Late night rambling
Tuesday, November 10th, 2009Late, late Friday night, I found myself in a poncey pub with an architect, a civil servant, the marketing manager for a particularly evil-bastard multinational and a councillor for a local authority. The cynicism about our respective professions was palpable, with endless complaints ensuing throughout the night about building regulations, various lobby groups, NGOs and quangos, the media, local councils, politicians generally, voters, the general public, everyone in the world ever etc. etc.
To an extent this is par for the course with late night drunken, disillusioned and stress-relieving conversation, but I think we were almost all most shocked by the vitriol that came from the mouth of the local councillor. Cynicism about the political system, disillusionment with the party, scorn for national politicians and disdain for the disinterested voters in his constituency – all poured out with the provocation of a few drinks. And because of his day-job and because of our general resentment towards expense-claiming politicians (local or otherwise) we took him to task in a way that we didn’t each other. ‘How can you possibly say that? You’re a politician – show some respect!’ we shouted across the table, confident in our self-righteousness.

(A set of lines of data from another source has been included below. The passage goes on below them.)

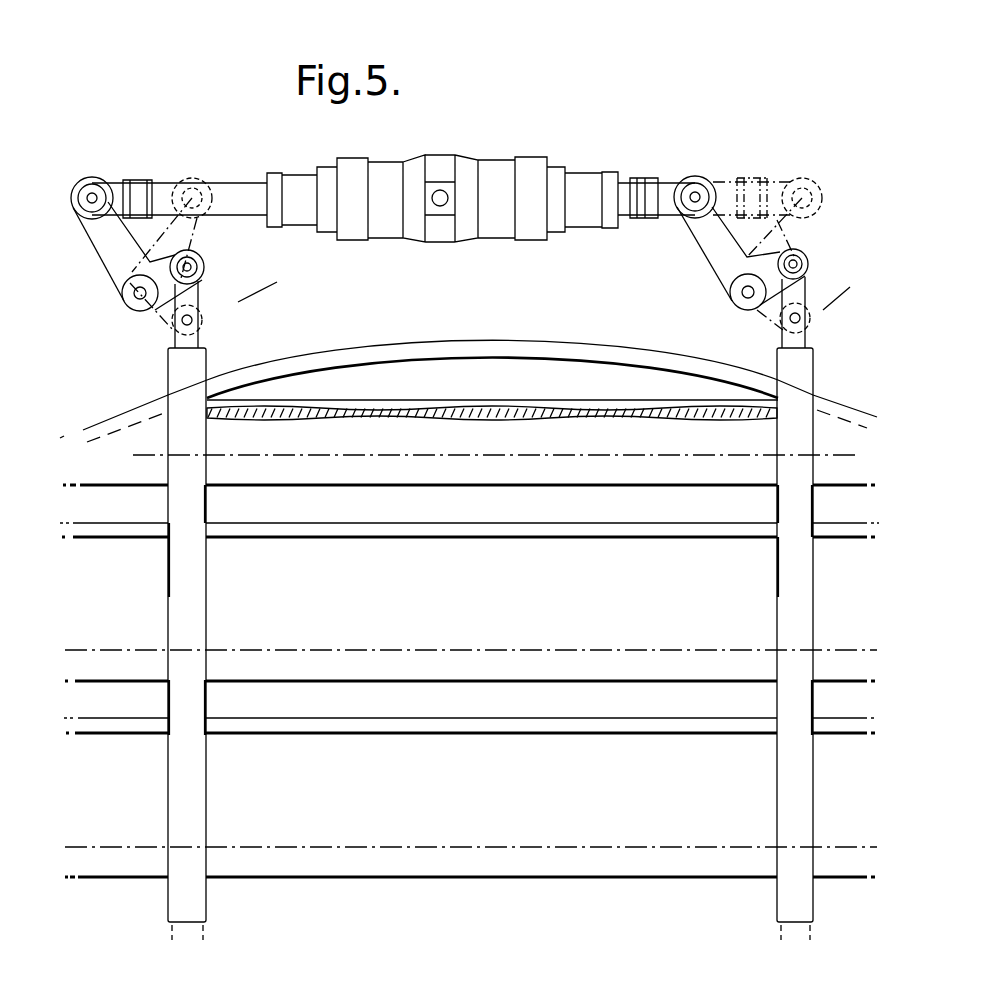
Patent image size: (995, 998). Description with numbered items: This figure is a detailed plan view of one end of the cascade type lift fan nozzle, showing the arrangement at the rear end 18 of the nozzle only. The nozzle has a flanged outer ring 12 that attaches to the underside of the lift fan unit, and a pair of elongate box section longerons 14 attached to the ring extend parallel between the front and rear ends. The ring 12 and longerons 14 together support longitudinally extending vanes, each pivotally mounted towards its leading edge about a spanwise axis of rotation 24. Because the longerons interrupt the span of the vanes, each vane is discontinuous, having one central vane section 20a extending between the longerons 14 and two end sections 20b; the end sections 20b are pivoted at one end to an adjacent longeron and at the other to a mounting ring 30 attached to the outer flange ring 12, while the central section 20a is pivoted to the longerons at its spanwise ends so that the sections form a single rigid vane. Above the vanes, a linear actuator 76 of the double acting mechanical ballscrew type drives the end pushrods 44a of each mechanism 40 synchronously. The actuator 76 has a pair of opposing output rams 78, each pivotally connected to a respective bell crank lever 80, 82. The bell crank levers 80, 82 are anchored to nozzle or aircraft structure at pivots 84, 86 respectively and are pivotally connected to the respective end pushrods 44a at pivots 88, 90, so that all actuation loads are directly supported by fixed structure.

The flanged outer ring 12 is at (493, 340).
The longerons 14 is at (167, 375).
The rear end 18 is at (430, 338).
The central vane section 20a is at (408, 451).
The end vane sections 20b is at (138, 596).
The spanwise axis of rotation 24 is at (597, 452).
The mounting ring 30 is at (483, 392).
The mechanism 40 is at (238, 302).
The end pushrods 44a is at (203, 340).
The linear actuator 76 is at (495, 157).
The output rams 78 is at (238, 185).
The bell crank lever 80 is at (98, 258).
The bell crank lever 82 is at (697, 242).
The pivot 84 is at (140, 297).
The pivot 86 is at (743, 295).
The pivot 88 is at (207, 263).
The pivot 90 is at (797, 258).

But since then, I’ve been wondering why. Why were we surprised by his attitude? Why don’t we expect our elected representatives to feel the same negativity, cynicism and despair that we do about our own jobs, and indeed, the political system? Why would we expect them to keep up the pretence when we don’t?
I think that part of the answer to this lays in the question I wish I’d asked him: ‘Why exactly are you doing this job and if you really feel that way, why are you still doing it?’ Sometimes we all probably need to ask ourselves this.